- Born: 1987 (age 38–39) Detroit, Michigan
- Education: College for Creative Studies, BFA Yale School of Art, MFA
- Occupation: Painter
- Awards: Kresge Arts Fellow; Princeton Hodder Fellowship
- Website: https://www.mariomoorestudio.com/

= Mario Moore =

Mario Moore is a painter from Detroit, where he also lives and works. His work focuses on Black people and culture in America. His paintings "draw parallels" between modern and historical racial dynamics and portrays them in his art. He is known for the eye contact that the figures in his paintings seem to make with the viewer.

== Exhibitions ==
Several art studios and fairs have shown Moore's work. Collections in which is work is a permanent staple are Studio Museum in Harlem; The Detroit Institute of Arts; and the Princeton University Art Museum, NJ. The "BUTTER" Art Fair showcased him as an artist along with other Black artists.

Other exhibitions include the Smart Museum of Art, Chicago, IL; David Klein Gallery, Detroit, MI; The Urban Institute of Contemporary Arts, Grand Rapids, MI; Cranbrook Art Museum, Bloomfield Hills, MI; Jeffrey Deitch Gallery, Los Angeles, CA; Arthur Roger Gallery, New Orleans, LA; The Cleveland Museum of Art, and Colby College Museum of Art.
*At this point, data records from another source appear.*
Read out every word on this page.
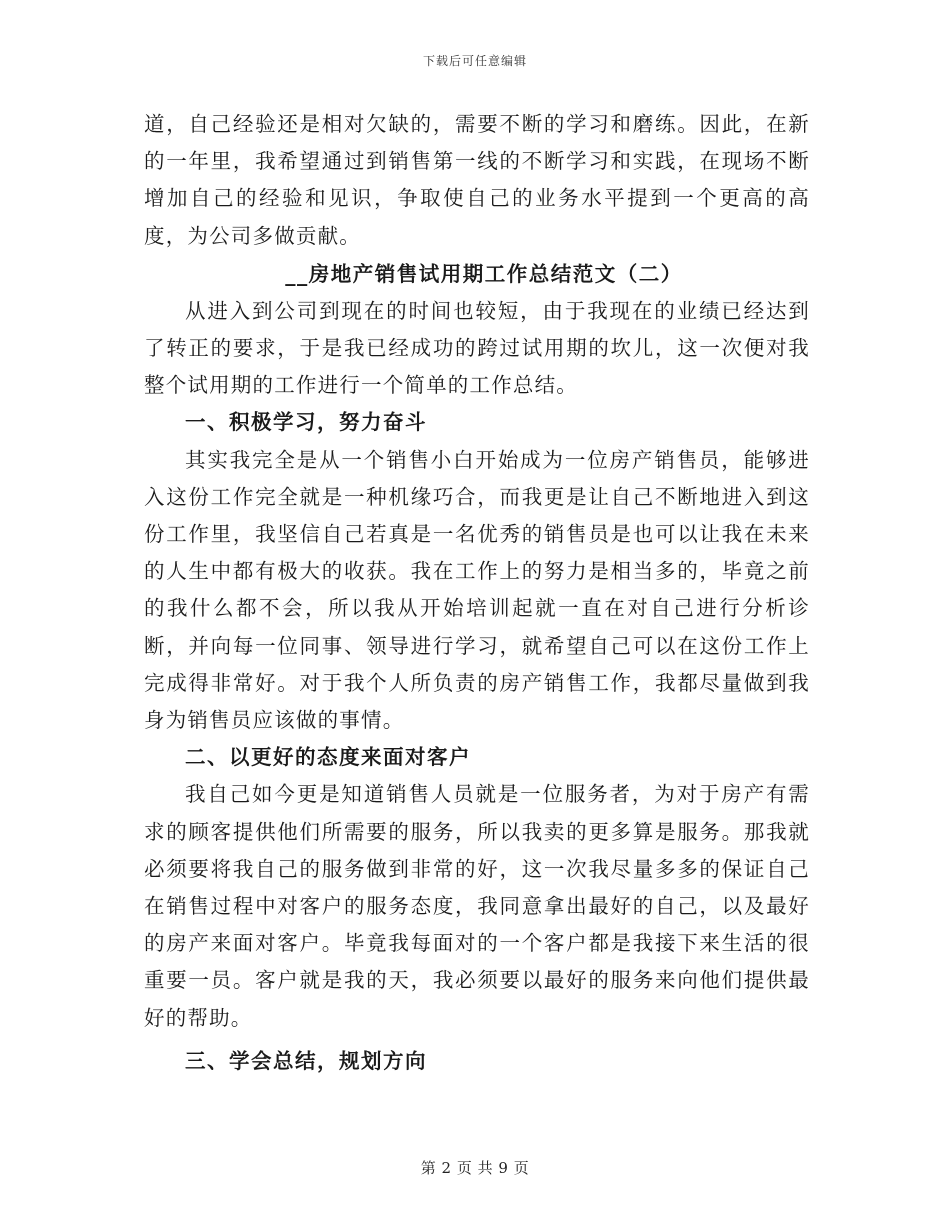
下载后可任意编辑

道，自己经验还是相对欠缺的，需要不断的学习和磨练。因此，在新的一年里，我希望通过到销售第一线的不断学习和实践，在现场不断增加自己的经验和见识，争取使自己的业务水平提到一个更高的高度，为公司多做贡献。

__房地产销售试用期工作总结范文（二）

从进入到公司到现在的时间也较短，由于我现在的业绩已经达到了转正的要求，于是我已经成功的跨过试用期的坎儿，这一次便对我整个试用期的工作进行一个简单的工作总结。

一、积极学习，努力奋斗

其实我完全是从一个销售小白开始成为一位房产销售员，能够进入这份工作完全就是一种机缘巧合，而我更是让自己不断地进入到这份工作里，我坚信自己若真是一名优秀的销售员是也可以让我在未来的人生中都有极大的收获。我在工作上的努力是相当多的，毕竟之前的我什么都不会，所以我从开始培训起就一直在对自己进行分析诊断，并向每一位同事、领导进行学习，就希望自己可以在这份工作上完成得非常好。对于我个人所负责的房产销售工作，我都尽量做到我身为销售员应该做的事情。

二、以更好的态度来面对客户

我自己如今更是知道销售人员就是一位服务者，为对于房产有需求的顾客提供他们所需要的服务，所以我卖的更多算是服务。那我就必须要将我自己的服务做到非常的好，这一次我尽量多多的保证自己在销售过程中对客户的服务态度，我同意拿出最好的自己，以及最好的房产来面对客户。毕竟我每面对的一个客户都是我接下来生活的很重要一员。客户就是我的天，我必须要以最好的服务来向他们提供最好的帮助。

三、学会总结，规划方向
第 2 页 共 9 页
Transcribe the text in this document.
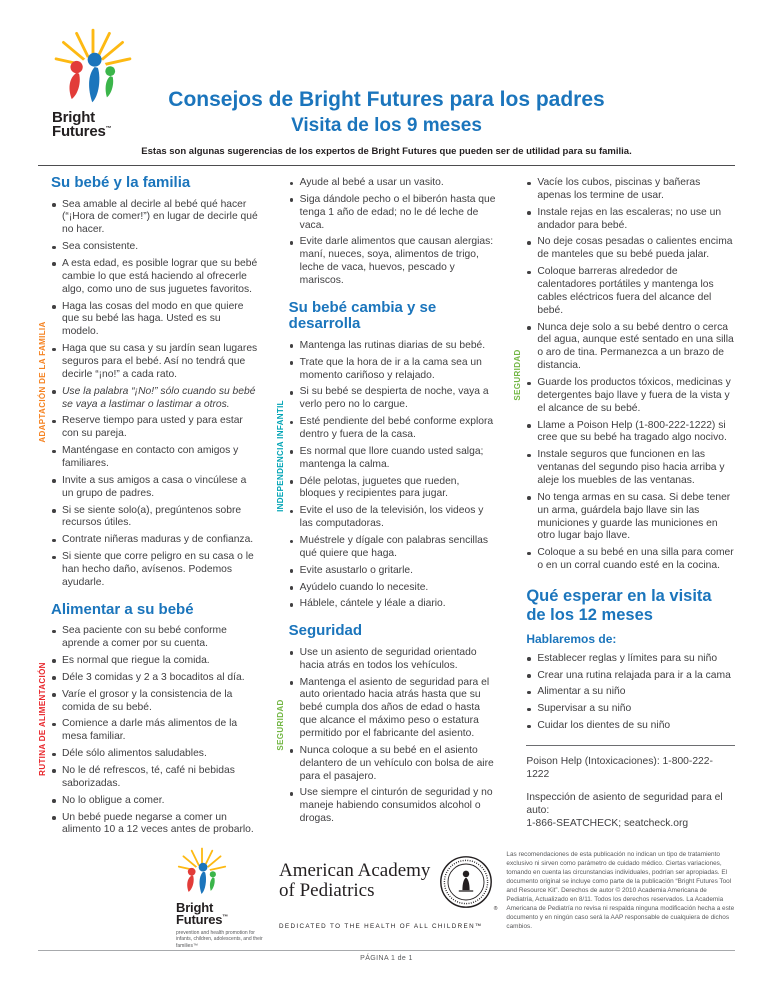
Bright
Futures™
Consejos de Bright Futures para los padres
Visita de los 9 meses
Estas son algunas sugerencias de los expertos de Bright Futures que pueden ser de utilidad para su familia.
ADAPTACIÓN DE LA FAMILIA
Su bebé y la familia
Sea amable al decirle al bebé qué hacer (“¡Hora de comer!”) en lugar de decirle qué no hacer.
Sea consistente.
A esta edad, es posible lograr que su bebé cambie lo que está haciendo al ofrecerle algo, como uno de sus juguetes favoritos.
Haga las cosas del modo en que quiere que su bebé las haga. Usted es su modelo.
Haga que su casa y su jardín sean lugares seguros para el bebé. Así no tendrá que decirle “¡no!” a cada rato.
Use la palabra “¡No!” sólo cuando su bebé se vaya a lastimar o lastimar a otros.
Reserve tiempo para usted y para estar con su pareja.
Manténgase en contacto con amigos y familiares.
Invite a sus amigos a casa o vincúlese a un grupo de padres.
Si se siente solo(a), pregúntenos sobre recursos útiles.
Contrate niñeras maduras y de confianza.
Si siente que corre peligro en su casa o le han hecho daño, avísenos. Podemos ayudarle.
RUTINA DE ALIMENTACIÓN
Alimentar a su bebé
Sea paciente con su bebé conforme aprende a comer por su cuenta.
Es normal que riegue la comida.
Déle 3 comidas y 2 a 3 bocaditos al día.
Varíe el grosor y la consistencia de la comida de su bebé.
Comience a darle más alimentos de la mesa familiar.
Déle sólo alimentos saludables.
No le dé refrescos, té, café ni bebidas saborizadas.
No lo obligue a comer.
Un bebé puede negarse a comer un alimento 10 a 12 veces antes de probarlo.
Ayude al bebé a usar un vasito.
Siga dándole pecho o el biberón hasta que tenga 1 año de edad; no le dé leche de vaca.
Evite darle alimentos que causan alergias: maní, nueces, soya, alimentos de trigo, leche de vaca, huevos, pescado y mariscos.
INDEPENDENCIA INFANTIL
Su bebé cambia y se desarrolla
Mantenga las rutinas diarias de su bebé.
Trate que la hora de ir a la cama sea un momento cariñoso y relajado.
Si su bebé se despierta de noche, vaya a verlo pero no lo cargue.
Esté pendiente del bebé conforme explora dentro y fuera de la casa.
Es normal que llore cuando usted salga; mantenga la calma.
Déle pelotas, juguetes que rueden, bloques y recipientes para jugar.
Evite el uso de la televisión, los videos y las computadoras.
Muéstrele y dígale con palabras sencillas qué quiere que haga.
Evite asustarlo o gritarle.
Ayúdelo cuando lo necesite.
Háblele, cántele y léale a diario.
SEGURIDAD
Seguridad
Use un asiento de seguridad orientado hacia atrás en todos los vehículos.
Mantenga el asiento de seguridad para el auto orientado hacia atrás hasta que su bebé cumpla dos años de edad o hasta que alcance el máximo peso o estatura permitido por el fabricante del asiento.
Nunca coloque a su bebé en el asiento delantero de un vehículo con bolsa de aire para el pasajero.
Use siempre el cinturón de seguridad y no maneje habiendo consumidos alcohol o drogas.
SEGURIDAD
Vacíe los cubos, piscinas y bañeras apenas los termine de usar.
Instale rejas en las escaleras; no use un andador para bebé.
No deje cosas pesadas o calientes encima de manteles que su bebé pueda jalar.
Coloque barreras alrededor de calentadores portátiles y mantenga los cables eléctricos fuera del alcance del bebé.
Nunca deje solo a su bebé dentro o cerca del agua, aunque esté sentado en una silla o aro de tina. Permanezca a un brazo de distancia.
Guarde los productos tóxicos, medicinas y detergentes bajo llave y fuera de la vista y el alcance de su bebé.
Llame a Poison Help (1-800-222-1222) si cree que su bebé ha tragado algo nocivo.
Instale seguros que funcionen en las ventanas del segundo piso hacia arriba y aleje los muebles de las ventanas.
No tenga armas en su casa. Si debe tener un arma, guárdela bajo llave sin las municiones y guarde las municiones en otro lugar bajo llave.
Coloque a su bebé en una silla para comer o en un corral cuando esté en la cocina.
Qué esperar en la visita de los 12 meses
Hablaremos de:
Establecer reglas y límites para su niño
Crear una rutina relajada para ir a la cama
Alimentar a su niño
Supervisar a su niño
Cuidar los dientes de su niño
Poison Help (Intoxicaciones): 1-800-222-1222
Inspección de asiento de seguridad para el auto:
1-866-SEATCHECK; seatcheck.org
Bright
Futures™
prevention and health promotion for infants, children, adolescents, and their families™
American Academy
of Pediatrics
®
DEDICATED TO THE HEALTH OF ALL CHILDREN™
Las recomendaciones de esta publicación no indican un tipo de tratamiento exclusivo ni sirven como parámetro de cuidado médico. Ciertas variaciones, tomando en cuenta las circunstancias individuales, podrían ser apropiadas. El documento original se incluye como parte de la publicación “Bright Futures Tool and Resource Kit”. Derechos de autor © 2010 Academia Americana de Pediatría, Actualizado en 8/11. Todos los derechos reservados. La Academia Americana de Pediatría no revisa ni respalda ninguna modificación hecha a este documento y en ningún caso será la AAP responsable de cualquiera de dichos cambios.
PÁGINA 1 de 1
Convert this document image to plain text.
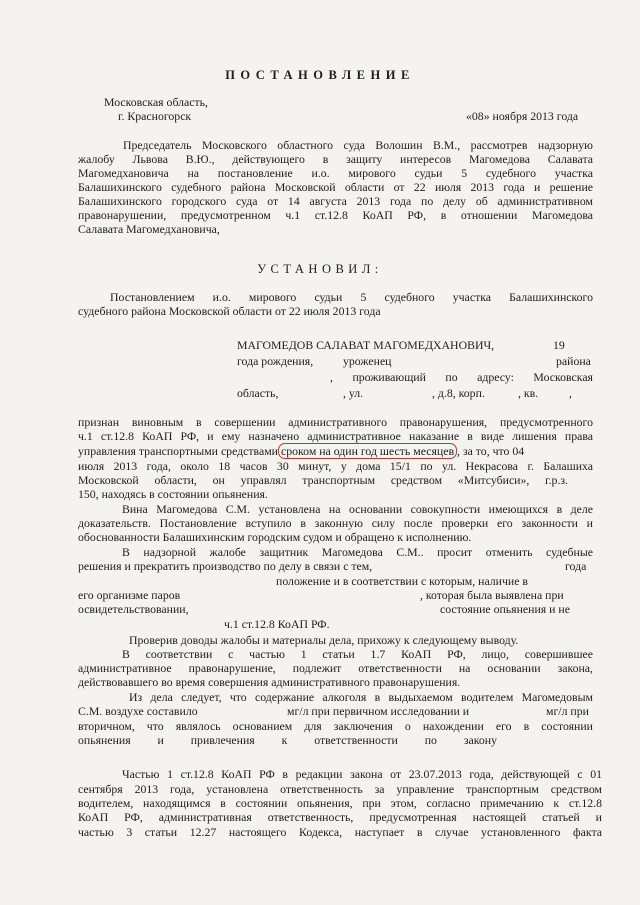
ПОСТАНОВЛЕНИЕ
Московская область,
г. Красногорск	«08» ноября 2013 года
Председатель Московского областного суда Волошин В.М., рассмотрев надзорную
жалобу Львова В.Ю., действующего в защиту интересов Магомедова Салавата
Магомедхановича на постановление и.о. мирового судьи 5 судебного участка
Балашихинского судебного района Московской области от 22 июля 2013 года и решение
Балашихинского городского суда от 14 августа 2013 года по делу об административном
правонарушении, предусмотренном ч.1 ст.12.8 КоАП РФ, в отношении Магомедова
Салавата Магомедхановича,
УСТАНОВИЛ:
Постановлением и.о. мирового судьи 5 судебного участка Балашихинского
судебного района Московской области от 22 июля 2013 года
МАГОМЕДОВ САЛАВАТ МАГОМЕДХАНОВИЧ,	19
года рождения,	уроженец	района
, проживающий по адресу: Московская
область,	, ул.	, д.8, корп.	, кв.	,
признан виновным в совершении административного правонарушения, предусмотренного
ч.1 ст.12.8 КоАП РФ, и ему назначено административное наказание в виде лишения права
управления транспортными средствами сроком на один год шесть месяцев , за то, что 04
июля 2013 года, около 18 часов 30 минут, у дома 15/1 по ул. Некрасова г. Балашиха
Московской области, он управлял транспортным средством «Митсубиси», г.р.з.
150, находясь в состоянии опьянения.
Вина Магомедова С.М. установлена на основании совокупности имеющихся в деле
доказательств. Постановление вступило в законную силу после проверки его законности и
обоснованности Балашихинским городским судом и обращено к исполнению.
В надзорной жалобе защитник Магомедова С.М.. просит отменить судебные
решения и прекратить производство по делу в связи с тем,	года
положение и в соответствии с которым, наличие в
его организме паров	, которая была выявлена при
освидетельствовании,	состояние опьянения и не
ч.1 ст.12.8 КоАП РФ.
Проверив доводы жалобы и материалы дела, прихожу к следующему выводу.
В соответствии с частью 1 статьи 1.7 КоАП РФ, лицо, совершившее
административное правонарушение, подлежит ответственности на основании закона,
действовавшего во время совершения административного правонарушения.
Из дела следует, что содержание алкоголя в выдыхаемом водителем Магомедовым
С.М. воздухе составило	мг/л при первичном исследовании и	мг/л при
вторичном, что являлось основанием для заключения о нахождении его в состоянии
опьянения и привлечения к ответственности по закону
Частью 1 ст.12.8 КоАП РФ в редакции закона от 23.07.2013 года, действующей с 01
сентября 2013 года, установлена ответственность за управление транспортным средством
водителем, находящимся в состоянии опьянения, при этом, согласно примечанию к ст.12.8
КоАП РФ, административная ответственность, предусмотренная настоящей статьей и
частью 3 статьи 12.27 настоящего Кодекса, наступает в случае установленного факта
His specific showcases have rotated between exhibits and shows. One of his exhibitions called "Presence & Preservation" was his first west cost solo exhibition, opened at Charles H. Wright Museum, Detroit in 2021 and moved to the California African American Museum (CAAM) in 2022. Another exhibition, Revolutionary Times, was shown at both the Flint Institute of Arts and Grand Rapids Art Museum in 2024.